FIG. 3 is a graph showing the effect of chitosan on the systolic blood pressure when a high salt diet is taken.

FIG. 4 is a graph showing the effect of chitosan on blood sodium concentration when a high salt diet is ingested.

FIG. 5 is a graph showing the effect of chitosan on blood potassium concentration when a high salt diet is ingested.

FIG. 6 is a graph showing the effect of chitosan on blood bicarbonate concentration when a high salt diet is ingested.

FIG. 7 is a graph showing the effect of chitosan on blood chlorine concentration when a high salt diet is ingested.

FIG. 8 is a graph showing the effect of chitosan on blood chlorine concentration when a high salt diet is ingested.

FIG. 9: Blood A by chitosan when a high salt diet was ingested
It is a graph which shows the influence on CE activity.
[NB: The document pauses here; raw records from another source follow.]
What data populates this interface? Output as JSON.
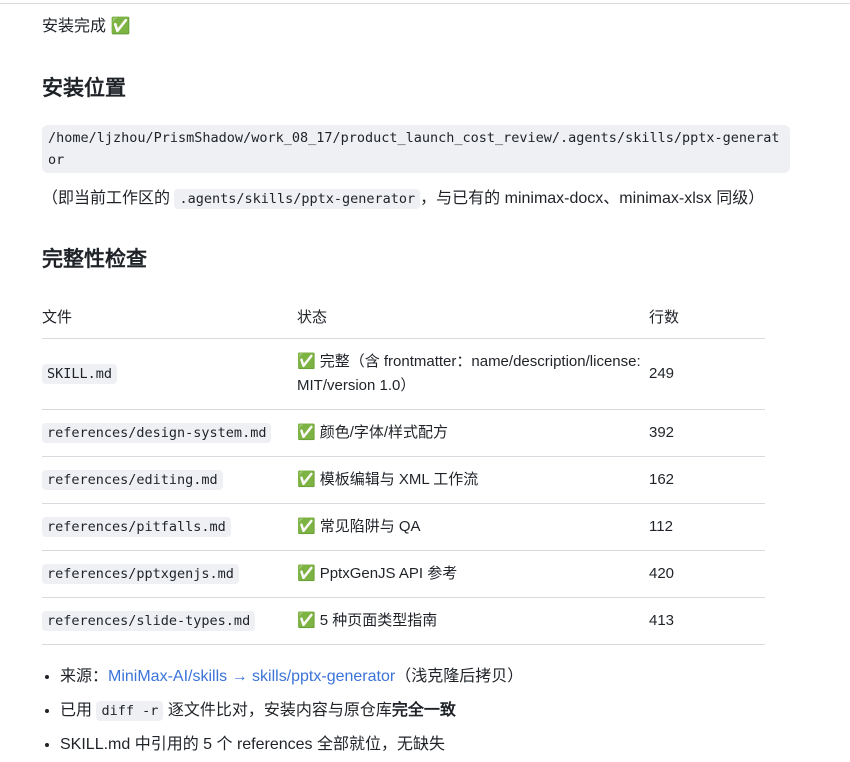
{
  "intro": {
    "text": "安装完成",
    "check": "✅"
  },
  "location": {
    "heading": "安装位置",
    "path": "/home/ljzhou/PrismShadow/work_08_17/product_launch_cost_review/.agents/skills/pptx-generator",
    "note_prefix": "（即当前工作区的",
    "note_code": ".agents/skills/pptx-generator",
    "note_suffix": "，与已有的 minimax-docx、minimax-xlsx 同级）"
  },
  "check": {
    "heading": "完整性检查",
    "columns": [
      "文件",
      "状态",
      "行数"
    ],
    "rows": [
      {
        "file": "SKILL.md",
        "status": "完整（含 frontmatter：name/description/license: MIT/version 1.0）",
        "lines": "249"
      },
      {
        "file": "references/design-system.md",
        "status": "颜色/字体/样式配方",
        "lines": "392"
      },
      {
        "file": "references/editing.md",
        "status": "模板编辑与 XML 工作流",
        "lines": "162"
      },
      {
        "file": "references/pitfalls.md",
        "status": "常见陷阱与 QA",
        "lines": "112"
      },
      {
        "file": "references/pptxgenjs.md",
        "status": "PptxGenJS API 参考",
        "lines": "420"
      },
      {
        "file": "references/slide-types.md",
        "status": "5 种页面类型指南",
        "lines": "413"
      }
    ],
    "status_icon": "✅"
  },
  "bullets": {
    "source_label": "来源：",
    "source_link": "MiniMax-AI/skills → skills/pptx-generator",
    "source_suffix": "（浅克隆后拷贝）",
    "diff_prefix": "已用",
    "diff_code": "diff -r",
    "diff_mid": "逐文件比对，安装内容与原仓库",
    "diff_bold": "完全一致",
    "refs_text": "SKILL.md 中引用的 5 个 references 全部就位，无缺失"
  }
}
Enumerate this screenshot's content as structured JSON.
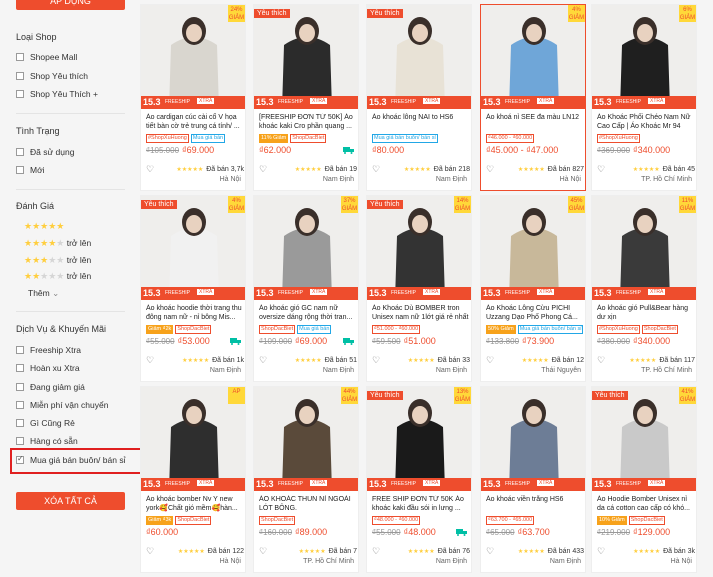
{
  "sidebar": {
    "apply_label": "ÁP DỤNG",
    "groups": [
      {
        "title": "Loại Shop",
        "items": [
          "Shopee Mall",
          "Shop Yêu thích",
          "Shop Yêu Thích +"
        ]
      },
      {
        "title": "Tình Trạng",
        "items": [
          "Đã sử dụng",
          "Mới"
        ]
      },
      {
        "title": "Đánh Giá",
        "ratings": [
          {
            "stars": 5,
            "label": ""
          },
          {
            "stars": 4,
            "label": "trở lên"
          },
          {
            "stars": 3,
            "label": "trở lên"
          },
          {
            "stars": 2,
            "label": "trở lên"
          }
        ],
        "more_label": "Thêm"
      },
      {
        "title": "Dịch Vụ & Khuyến Mãi",
        "items": [
          "Freeship Xtra",
          "Hoàn xu Xtra",
          "Đang giảm giá",
          "Miễn phí vận chuyển",
          "Gì Cũng Rẻ",
          "Hàng có sẵn",
          "Mua giá bán buôn/ bán sỉ"
        ],
        "checked": "Mua giá bán buôn/ bán sỉ"
      }
    ],
    "clear_label": "XÓA TẤT CẢ"
  },
  "promo": {
    "p1": "15.3",
    "p2": "FREESHIP",
    "p3": "XTRA"
  },
  "products": [
    {
      "yt": "",
      "disc": "24%\nGIẢM",
      "name": "Áo cardigan cúc cài cổ V họa tiết bàn cờ trẻ trung cá tính/ ...",
      "tags": [
        "#ShopXuHuong",
        "Mua giá bán"
      ],
      "old": "₫105.000",
      "new": "₫69.000",
      "sold": "Đã bán 3,7k",
      "loc": "Hà Nội",
      "truck": false,
      "img": "#d9d6cf"
    },
    {
      "yt": "Yêu thích",
      "disc": "",
      "name": "[FREESHIP ĐƠN TỪ 50K] Áo khoác kaki Cro phần quang ...",
      "tags": [
        "11% Giảm",
        "ShopDacBiet"
      ],
      "old": "",
      "new": "₫62.000",
      "sold": "Đã bán 19",
      "loc": "Nam Định",
      "truck": true,
      "img": "#2b2b2b"
    },
    {
      "yt": "Yêu thích",
      "disc": "",
      "name": "Áo khoác lông NAI to HS6",
      "tags": [
        "Mua giá bán buôn/ bán sỉ"
      ],
      "old": "",
      "new": "₫80.000",
      "sold": "Đã bán 218",
      "loc": "Nam Định",
      "truck": false,
      "img": "#e8e2d6"
    },
    {
      "yt": "",
      "disc": "4%\nGIẢM",
      "name": "Áo khoá nỉ SEE đa màu LN12",
      "tags": [
        "₫46.000 - ₫60.000"
      ],
      "old": "",
      "new": "₫45.000 - ₫47.000",
      "sold": "Đã bán 827",
      "loc": "Hà Nội",
      "truck": false,
      "img": "#6fa6d8",
      "selected": true
    },
    {
      "yt": "",
      "disc": "6%\nGIẢM",
      "name": "Áo Khoác Phối Chéo Nam Nữ Cao Cấp | Áo Khoác Mr 94",
      "tags": [
        "#ShopXuHuong"
      ],
      "old": "₫369.000",
      "new": "₫340.000",
      "sold": "Đã bán 45",
      "loc": "TP. Hồ Chí Minh",
      "truck": false,
      "img": "#1f1f1f"
    },
    {
      "yt": "Yêu thích",
      "disc": "4%\nGIẢM",
      "name": "Áo khoác hoodie thời trang thu đông nam nữ - nỉ bông Mis...",
      "tags": [
        "Giảm ₫2k",
        "ShopDacBiet"
      ],
      "old": "₫55.000",
      "new": "₫53.000",
      "sold": "Đã bán 1k",
      "loc": "Nam Định",
      "truck": true,
      "img": "#f1f1f1"
    },
    {
      "yt": "",
      "disc": "37%\nGIẢM",
      "name": "Áo khoác gió GC nam nữ oversize dáng rộng thời tran...",
      "tags": [
        "ShopDacBiet",
        "Mua giá bán"
      ],
      "old": "₫109.000",
      "new": "₫69.000",
      "sold": "Đã bán 51",
      "loc": "Nam Định",
      "truck": true,
      "img": "#9a9a9a"
    },
    {
      "yt": "Yêu thích",
      "disc": "14%\nGIẢM",
      "name": "Áo Khoác Dù BOMBER tron Unisex nam nữ 1lớt giá rẻ nhất",
      "tags": [
        "₫51.000 - ₫60.000"
      ],
      "old": "₫59.500",
      "new": "₫51.000",
      "sold": "Đã bán 33",
      "loc": "Nam Định",
      "truck": false,
      "img": "#333333"
    },
    {
      "yt": "",
      "disc": "45%\nGIẢM",
      "name": "Áo Khoác Lông Cừu PICHI Uzzang Dạo Phố Phong Cá...",
      "tags": [
        "50% Giảm",
        "Mua giá bán buôn/ bán sỉ"
      ],
      "old": "₫133.800",
      "new": "₫73.900",
      "sold": "Đã bán 12",
      "loc": "Thái Nguyên",
      "truck": false,
      "img": "#c8b89a"
    },
    {
      "yt": "",
      "disc": "11%\nGIẢM",
      "name": "Áo khoác gió Pull&Bear hàng dư xịn",
      "tags": [
        "#ShopXuHuong",
        "ShopDacBiet"
      ],
      "old": "₫380.000",
      "new": "₫340.000",
      "sold": "Đã bán 117",
      "loc": "TP. Hồ Chí Minh",
      "truck": false,
      "img": "#3a3a3a"
    },
    {
      "yt": "",
      "disc": "AP",
      "name": "Áo khoác bomber Nv Y new york🥰Chất gió mềm🥰hàn...",
      "tags": [
        "Giảm ₫3k",
        "ShopDacBiet"
      ],
      "old": "",
      "new": "₫60.000",
      "sold": "Đã bán 122",
      "loc": "Hà Nội",
      "truck": false,
      "img": "#2e2e2e"
    },
    {
      "yt": "",
      "disc": "44%\nGIẢM",
      "name": "ÁO KHOÁC THUN NỈ NGOÀI LÓT BÔNG.",
      "tags": [
        "ShopDacBiet"
      ],
      "old": "₫160.000",
      "new": "₫89.000",
      "sold": "Đã bán 7",
      "loc": "TP. Hồ Chí Minh",
      "truck": false,
      "img": "#5a4a3a"
    },
    {
      "yt": "Yêu thích",
      "disc": "13%\nGIẢM",
      "name": "FREE SHIP ĐƠN TỪ 50K Áo khoác kaki đầu sói in lưng ...",
      "tags": [
        "₫48.000 - ₫60.000"
      ],
      "old": "₫55.000",
      "new": "₫48.000",
      "sold": "Đã bán 76",
      "loc": "Nam Định",
      "truck": true,
      "img": "#1a1a1a"
    },
    {
      "yt": "",
      "disc": "",
      "name": "Áo khoác viền trắng HS6",
      "tags": [
        "₫63.700 - ₫65.000"
      ],
      "old": "₫65.000",
      "new": "₫63.700",
      "sold": "Đã bán 433",
      "loc": "Nam Định",
      "truck": false,
      "img": "#6d7d96"
    },
    {
      "yt": "Yêu thích",
      "disc": "41%\nGIẢM",
      "name": "Áo Hoodie Bomber Unisex nỉ da cá cotton cao cấp có khó...",
      "tags": [
        "10% Giảm",
        "ShopDacBiet"
      ],
      "old": "₫219.000",
      "new": "₫129.000",
      "sold": "Đã bán 3k",
      "loc": "Hà Nội",
      "truck": false,
      "img": "#c9c9c9"
    }
  ]
}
FIG. 10 is a graph showing the effect of chitosan on blood ACE activity when a high salt diet was ingested.

Claims (3)

[Claims] 1. A food additive containing chitosan as an active ingredient for promoting the excretion of chlorine in food. 2. A food additive substance for lowering blood pressure, which comprises chitosan as an active ingredient. 3. An antihypertensive agent containing chitosan as an active ingredient.